La société maya comportait deux groupes sociaux bien distincts, l'élite et
le bas peuple. Les membres de l'élite étaient des demi-dieux que les dieux avaient
engendrés par mélange de leur propre sang et de maïs jaune et blanc. C'est du
moins ce que les élites enseignaient aux autres qui étaient en fait des sous-hommes
sans autre droit que de trimer pour l'aristocratie ... Mais, les privilèges de
l'élite avaient aussi leurs contreparties moins agréables, comme celle de faire la guerre - interdite aux
moins que rien - et celle d'être tués lorsqu'il y avait des sacrifices
humains. Seuls les membres de l'aristocratie pouvaient être sacrifiés aux dieux
car ils étaient les seuls à posséder le sang divin dans leurs veines. Tout allait donc pour le
mieux dans le meilleur des mondes mayas jusqu'à ce qu'arrivent les famines. Les Mayas avaient au fil du temps tellement déforesté pour pouvoir cultiver le maïs sacré et pour
couper du bois servant à faire chauffer les pierres pour en extraire du ciment
pour leurs lieux de cultes que le climat changea, causant une diminution des récoltes agricoles puis la famine. Le petit peuple se révolta alors contre les élites incapables de lui assurer une certaine prospérité, des guerres fratricides se firent jour entre les cités, et finalement la grande civilisation maya "classique" s'effondra vers l'an 1000. Quand les Espagnols
débarquèrent au XVIeme Siècle, la civilisation maya avait disparu depuis longtemps, victime de son extrémisme religieux et du peu de considération qu'elle avait eu pour la Terre-Mère. Restaient de
multiples communautés qui parlaient chacune un dialecte différent. Une histoire
qui fait un peu penser à celle de notre monde moderne ...
Le guide tord aussi le cou à une affirmation répandue il y a
quelques années affirmant que les Mayas, comme Nostradamus, avaient prédit la fin
du monde pour 2012. ... D'après lui, 2012 ne serait pas la fin du monde selon
le calendrier maya, mais la fin d'un cycle de 52 000 ans.

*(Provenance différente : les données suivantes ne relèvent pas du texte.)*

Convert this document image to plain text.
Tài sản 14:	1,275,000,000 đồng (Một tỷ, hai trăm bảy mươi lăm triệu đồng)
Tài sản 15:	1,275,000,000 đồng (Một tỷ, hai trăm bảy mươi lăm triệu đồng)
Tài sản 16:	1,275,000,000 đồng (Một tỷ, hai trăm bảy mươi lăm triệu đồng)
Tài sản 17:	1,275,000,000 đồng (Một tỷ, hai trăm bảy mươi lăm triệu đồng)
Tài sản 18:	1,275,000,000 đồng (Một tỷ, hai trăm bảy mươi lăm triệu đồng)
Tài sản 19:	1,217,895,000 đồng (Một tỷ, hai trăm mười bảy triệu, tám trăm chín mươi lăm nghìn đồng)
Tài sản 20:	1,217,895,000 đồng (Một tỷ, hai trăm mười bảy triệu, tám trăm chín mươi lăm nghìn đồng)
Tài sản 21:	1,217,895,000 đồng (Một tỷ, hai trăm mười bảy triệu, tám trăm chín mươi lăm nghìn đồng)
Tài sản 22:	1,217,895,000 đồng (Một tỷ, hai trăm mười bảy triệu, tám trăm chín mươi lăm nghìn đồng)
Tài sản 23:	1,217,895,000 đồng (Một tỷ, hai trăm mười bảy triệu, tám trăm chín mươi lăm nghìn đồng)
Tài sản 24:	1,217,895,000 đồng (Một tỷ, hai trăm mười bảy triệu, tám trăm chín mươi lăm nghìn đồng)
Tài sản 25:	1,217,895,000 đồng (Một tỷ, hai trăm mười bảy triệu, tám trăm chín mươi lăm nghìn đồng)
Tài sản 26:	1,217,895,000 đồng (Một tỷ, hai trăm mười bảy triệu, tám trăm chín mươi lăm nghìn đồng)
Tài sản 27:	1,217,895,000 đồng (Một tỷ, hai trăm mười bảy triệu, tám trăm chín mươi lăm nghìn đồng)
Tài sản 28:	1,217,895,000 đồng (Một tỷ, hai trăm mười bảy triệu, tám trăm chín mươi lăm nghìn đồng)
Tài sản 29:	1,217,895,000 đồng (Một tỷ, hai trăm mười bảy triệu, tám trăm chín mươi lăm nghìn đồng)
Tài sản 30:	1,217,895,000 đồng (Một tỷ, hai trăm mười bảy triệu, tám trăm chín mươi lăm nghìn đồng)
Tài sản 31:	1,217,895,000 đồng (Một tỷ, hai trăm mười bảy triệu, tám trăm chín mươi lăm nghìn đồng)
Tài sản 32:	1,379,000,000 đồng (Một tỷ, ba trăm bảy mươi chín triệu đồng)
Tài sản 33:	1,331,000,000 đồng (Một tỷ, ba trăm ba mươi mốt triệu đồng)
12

Nous serions passés cette année-là du monde de la lenteur à un monde caractérisé par la rapidité, l'activisme.
D'ailleurs, nous dit note guide, n'avez vous pas remarqué que les jeunes sont
maintenant accros aux nouvelles technologies où tout va si vite ...
Effectivement, vu comme ça, les Mayas avaient raison !
Stèle du calendrier maya
Arrivés sur les lieux des temples de Lamanai, nous ne sommes
pas seuls. Notre guide nous dit qu'un bateau de croisière a déversé sur le site
ses passagers par dizaines. On accélère le pas pour se retrouver un peu moins bousculés sur les temples. Il y en aurait 800 mais moins de 10 ont été mis au jour. C'est
qu'ici le climat et la végétation tropicale ont tôt fait de vous détruire les
plus beaux monuments. Pourtant ces pyramides à degré sont grandioses, et qui
plus est, chacun chef construisait sa pyramide par dessus les anciennes, en les ensevelissant. Dans
certains temples, il y a jusqu'à 5 couches superposées. Il a fallu 5 ans de
travaux pour déblayer les 3 grands pyramides qu'on peut visiter maintenant ...

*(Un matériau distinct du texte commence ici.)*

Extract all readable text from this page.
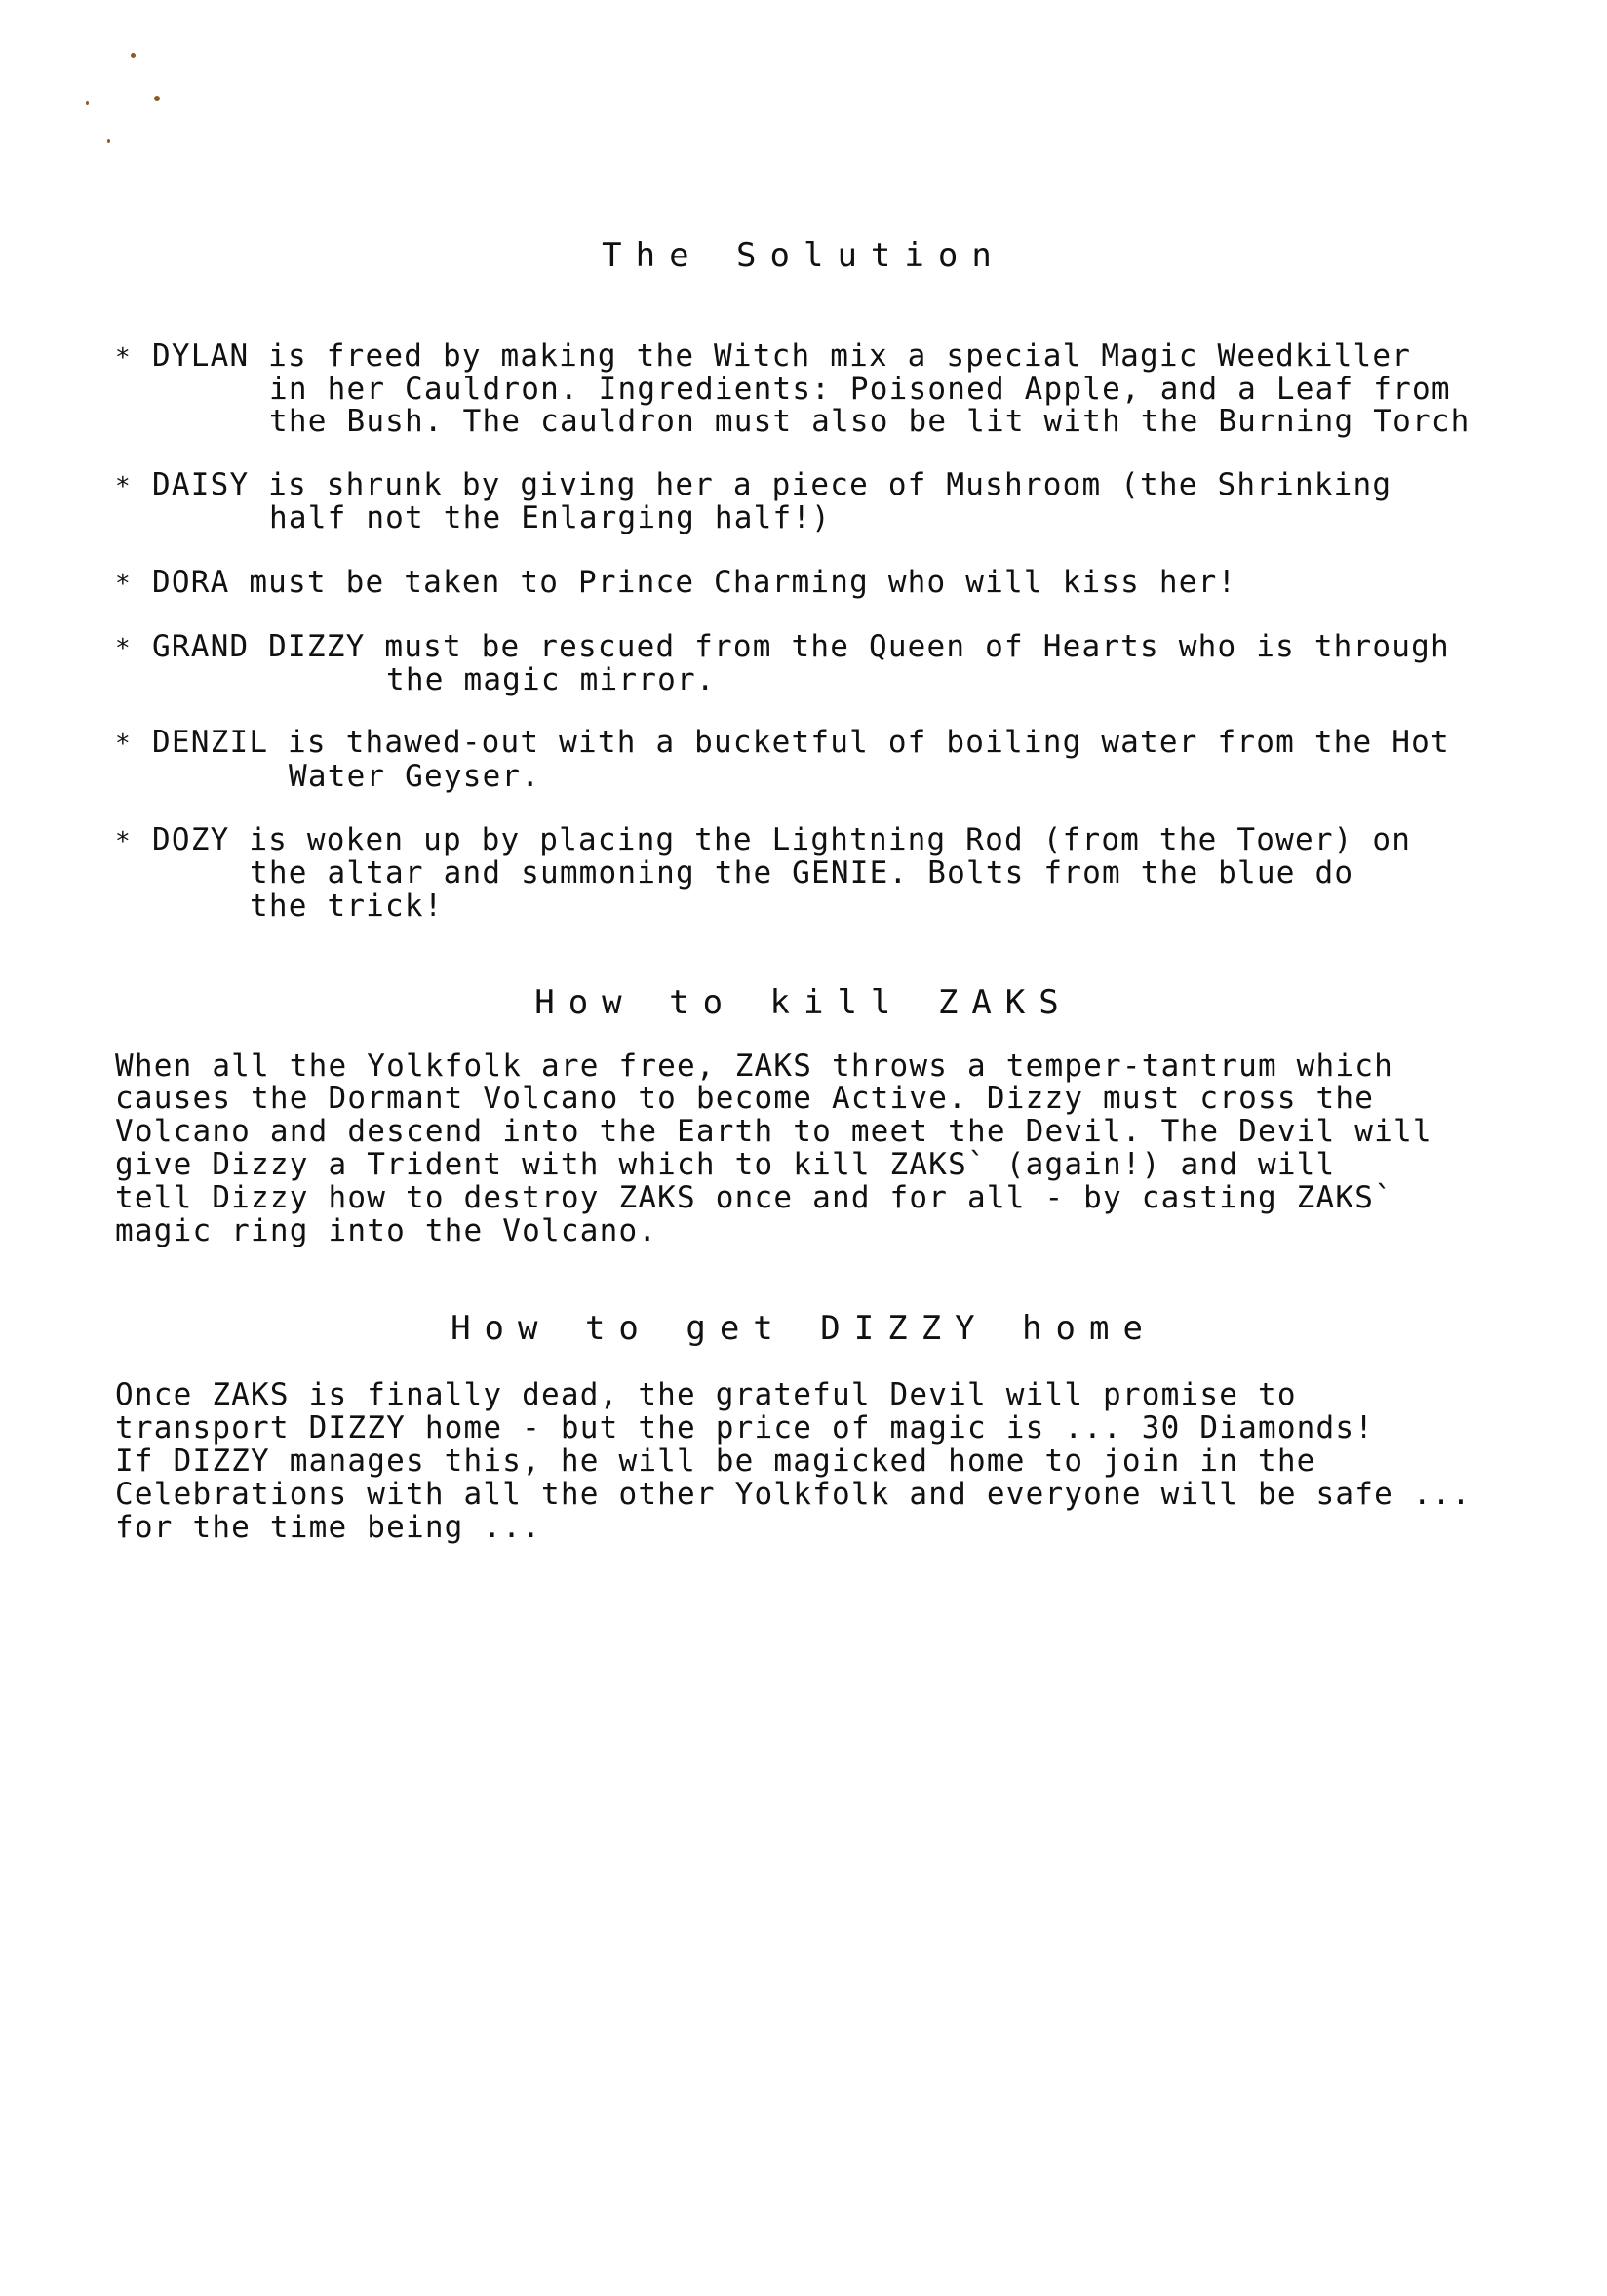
The Solution
* DYLAN is freed by making the Witch mix a special Magic Weedkiller
in her Cauldron. Ingredients: Poisoned Apple, and a Leaf from
the Bush. The cauldron must also be lit with the Burning Torch
* DAISY is shrunk by giving her a piece of Mushroom (the Shrinking
half not the Enlarging half!)
* DORA must be taken to Prince Charming who will kiss her!
* GRAND DIZZY must be rescued from the Queen of Hearts who is through
the magic mirror.
* DENZIL is thawed-out with a bucketful of boiling water from the Hot
Water Geyser.
* DOZY is woken up by placing the Lightning Rod (from the Tower) on
the altar and summoning the GENIE. Bolts from the blue do
the trick!
How to kill ZAKS
When all the Yolkfolk are free, ZAKS throws a temper-tantrum which
causes the Dormant Volcano to become Active. Dizzy must cross the
Volcano and descend into the Earth to meet the Devil. The Devil will
give Dizzy a Trident with which to kill ZAKS` (again!) and will
tell Dizzy how to destroy ZAKS once and for all - by casting ZAKS`
magic ring into the Volcano.
How to get DIZZY home
Once ZAKS is finally dead, the grateful Devil will promise to
transport DIZZY home - but the price of magic is ... 30 Diamonds!
If DIZZY manages this, he will be magicked home to join in the
Celebrations with all the other Yolkfolk and everyone will be safe ...
for the time being ...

Arrivés à leur pied, on est impressionné devant le travail
accompli par la basse caste pour construire de tels édifices. Il y en a deux sortes, les tombes des rois, et les temples dédiés aux dieux, entre autres le Dieu de l'Arc-en-ciel et le Dieu-Soleil.

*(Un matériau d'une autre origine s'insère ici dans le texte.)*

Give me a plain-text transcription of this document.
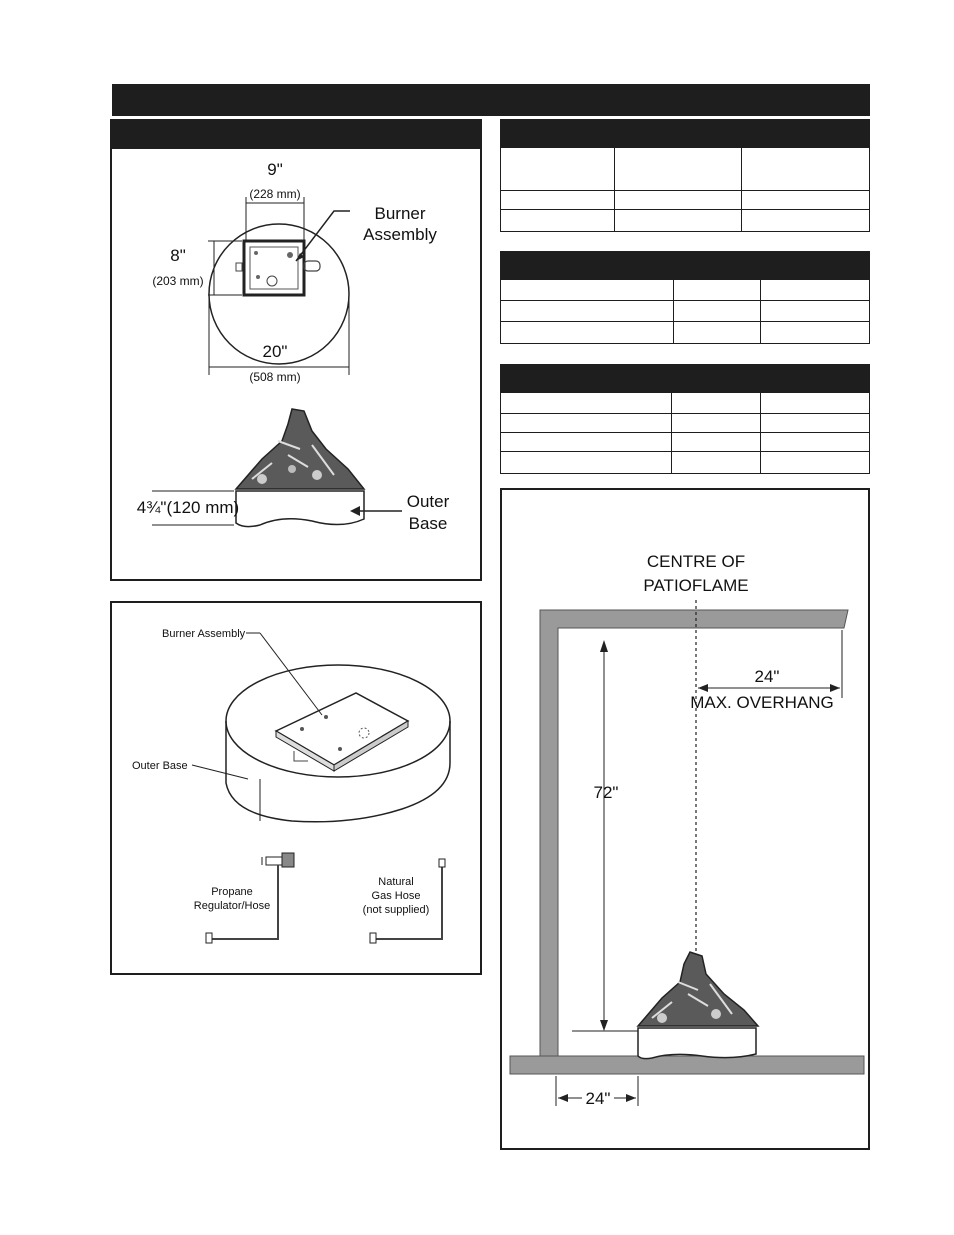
9"
(228 mm)
8"
(203 mm)
Burner
Assembly
20"
(508 mm)
4¾"(120 mm)	Outer
Base
Burner Assembly
Outer Base
Propane
Regulator/Hose
Natural
Gas Hose
(not supplied)

CENTRE OF
PATIOFLAME
24"
MAX. OVERHANG
72"
24"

Lamanai a été occupée de façon continue jusqu'au début de l'époque coloniale espagnole. Sa situation au bord du lagon de la New River en a fait un important centre d'échanges commerciaux avec le Mexique et l'Amérique Centrale. C'est un des rares sites mayas de la région à avoir survécu à l'effondrement de la civilisation maya au XIème Siècle.
Lamanai a été occupée de façon continue jusqu'au début de l'époque coloniale espagnole. Sa situation au bord du lagon de la New River en a fait un important centre d'échanges commerciaux avec le Mexique et l'Amérique Centrale. C'est un des rares sites mayas de la région à avoir survécu à l'effondrement de la civilisation maya au XIème Siècle.
Le Temple du Masque dont la construction a commencé en 200 av JC. Il a été recouvert ultérieurement par plusieurs constructions jusqu'en 1300. A sa base, deux masques d'hommes qui datent de 400 environ.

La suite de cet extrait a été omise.